In these times, you may be forgiven for thinking that they’re just playing elaborate
dress-up for Instagram, or perhaps even starring in a new vintage-ski-inspired Gucci campaign. But in fact the two are in the early stages of filming House of Gucci, an upcoming Ridley Scott film based on the 2000 Sara Gay Forden book of the same name.
The film covers a scandalous saga that may seem unimaginable to those more familiar with the genderfluid dreamworld of Gucci creative director Alessandro Michele. In fact, there was a major period of drama in Gucciworld, to put it lightly. In 1995, Maurizio Gucci, then-head of Gucci and grandson of the house’s founder, was murdered by a hitman on the way into his Milan office. Patrizia Reggiani, his eccentric Italian socialite ex-wife, was convicted of hiring the hitman. She became known as the “Black Widow” for her over-the-top style and gallows humor; when a reporter asked her why she didn’t just shoot Maurizio herself, she replied, “My eyesight is not so good. I didn’t want to miss.”

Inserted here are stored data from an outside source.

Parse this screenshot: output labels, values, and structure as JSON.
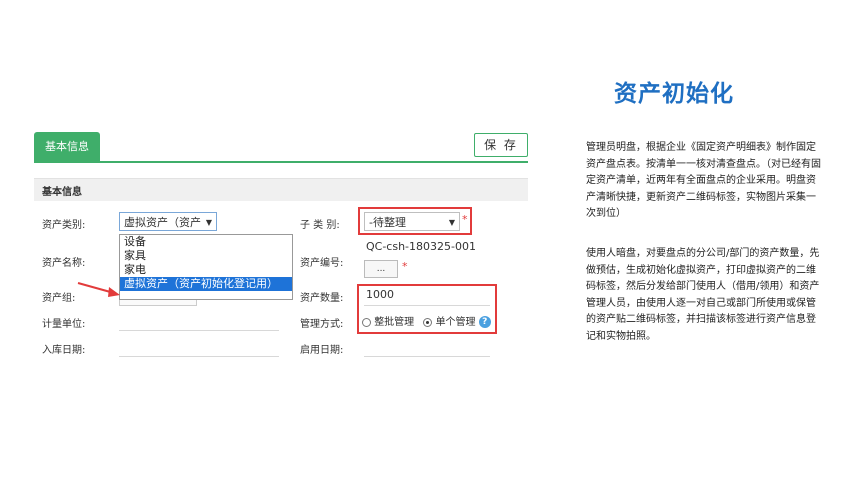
{
  "page": {
    "title": "资产初始化",
    "paragraph1": "管理员明盘，根据企业《固定资产明细表》制作固定资产盘点表。按清单一一核对清查盘点。（对已经有固定资产清单，近两年有全面盘点的企业采用。明盘资产清晰快捷，更新资产二维码标签，实物图片采集一次到位）",
    "paragraph2": "使用人暗盘，对要盘点的分公司/部门的资产数量，先做预估，生成初始化虚拟资产，打印虚拟资产的二维码标签，然后分发给部门使用人（借用/领用）和资产管理人员，由使用人逐一对自己或部门所使用或保管的资产贴二维码标签，并扫描该标签进行资产信息登记和实物拍照。"
  },
  "form": {
    "tab_label": "基本信息",
    "save_label": "保 存",
    "section_title": "基本信息",
    "labels": {
      "asset_category": "资产类别:",
      "asset_name": "资产名称:",
      "asset_group": "资产组:",
      "unit": "计量单位:",
      "in_date": "入库日期:",
      "subcategory": "子 类 别:",
      "asset_code": "资产编号:",
      "asset_count": "资产数量:",
      "manage_mode": "管理方式:",
      "start_date": "启用日期:"
    },
    "asset_category_value": "虚拟资产（资产",
    "subcategory_value": "-待整理",
    "asset_code_value": "QC-csh-180325-001",
    "dots_label": "...",
    "asset_count_value": "1000",
    "manage_options": [
      "整批管理",
      "单个管理"
    ],
    "manage_selected": "单个管理",
    "help_glyph": "?",
    "required_mark": "*",
    "dropdown_options": [
      "设备",
      "家具",
      "家电",
      "虚拟资产（资产初始化登记用）"
    ],
    "dropdown_selected_index": 3
  },
  "colors": {
    "accent_green": "#3fae6a",
    "title_blue": "#1f6fc2",
    "highlight_red": "#e23b3b",
    "selection_blue": "#1e73d8"
  }
}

She was released in 2014—she turned down an offer of release in 2011 because she had never worked before, and the idea horrified her—and has since worked as a jewelry consultant in Milan. She told the Guardian in 2016 that she longed to return to Gucci, which was acquired by Kering (then PPR) beginning in 1999. (Maurizio had made a series of unwise financial decisions throughout the 1980s, which will undoubtedly be covered in the forthcoming film). “They need me,” Reggiani told The Guardian. “I still feel like a Gucci–in fact, the most Gucci of them all.”
In addition to Driver and Gaga, playing the central couple, the film also stars a veritable fantasy cast of American stars: Al Pacino, Jeremy Irons, and Jared Leto, all of whom are playing Gucci family members. Leto, of course, is a close friend of Michele’s and regular Gucci model.

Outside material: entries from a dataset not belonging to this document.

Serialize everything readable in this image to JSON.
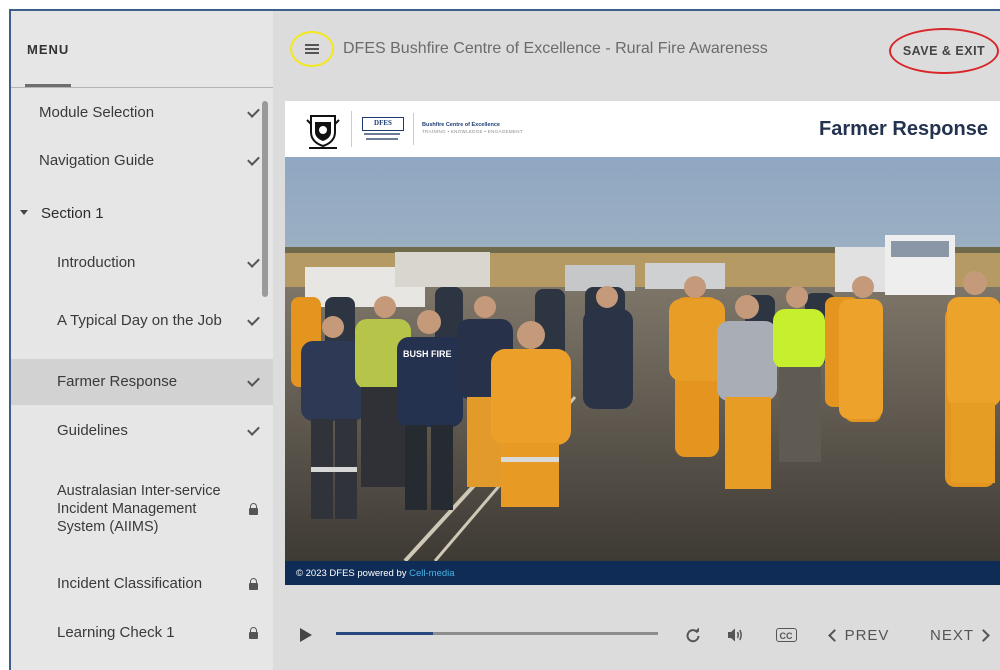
{
  "app": {
    "course_title": "DFES Bushfire Centre of Excellence - Rural Fire Awareness"
  },
  "menu": {
    "title": "MENU",
    "items": [
      {
        "label": "Module Selection",
        "status": "complete"
      },
      {
        "label": "Navigation Guide",
        "status": "complete"
      },
      {
        "label": "Section 1",
        "status": "expanded"
      },
      {
        "label": "Introduction",
        "status": "complete"
      },
      {
        "label": "A Typical Day on the Job",
        "status": "complete"
      },
      {
        "label": "Farmer Response",
        "status": "complete",
        "active": true
      },
      {
        "label": "Guidelines",
        "status": "complete"
      },
      {
        "label": "Australasian Inter-service Incident Management System (AIIMS)",
        "status": "locked"
      },
      {
        "label": "Incident Classification",
        "status": "locked"
      },
      {
        "label": "Learning Check 1",
        "status": "locked"
      }
    ]
  },
  "header": {
    "save_exit_label": "SAVE & EXIT",
    "highlight_colors": {
      "menu": "#f2e81a",
      "save": "#d8262a"
    }
  },
  "slide": {
    "title": "Farmer Response",
    "logos": {
      "dfes": "DFES",
      "centre_name": "Bushfire Centre of Excellence",
      "centre_tagline": "TRAINING • KNOWLEDGE • ENGAGEMENT"
    },
    "photo_text": {
      "shirt": "BUSH FIRE"
    },
    "footer": {
      "copyright": "© 2023 DFES powered by ",
      "brand": "Cell-media"
    },
    "colors": {
      "header_title": "#23334f",
      "footer_bg": "#0f2c57"
    }
  },
  "player": {
    "progress": 0.3,
    "prev_label": "PREV",
    "next_label": "NEXT",
    "cc_label": "CC"
  },
  "icons": [
    "hamburger-icon",
    "check-icon",
    "lock-icon",
    "play-icon",
    "replay-icon",
    "audio-icon",
    "cc-icon",
    "chevron-left-icon",
    "chevron-right-icon",
    "crest-icon"
  ]
}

Gucci—the brand—has not commented publicly on the film, though Leto’s role seems like a friendly enough acknowledgment of its existence. (Back in 2017, when Ryan Murphy directed a miniseries based on the 1997 murder of Gianni Versace, Donatella Versace gave her friend Penelope Cruz her blessing to portray her, though otherwise the brand stayed out of it.) The Gucci murder happened around the same time the brand began its reinvention under Tom Ford, and only a few years before that much better known killing of Versace, yet it somehow remains one of fashion’s lesser-known tragedies.
Still, one imagines that the buzz around the movie will somehow make its way onto Gucci’s runway. Reggiani’s chinchilla furs, layered gold jewelry, and forthright humor—especially contrasted with her then-husband’s rich European interpretation of good taste—are too extra for a romantic like Michele to pass up.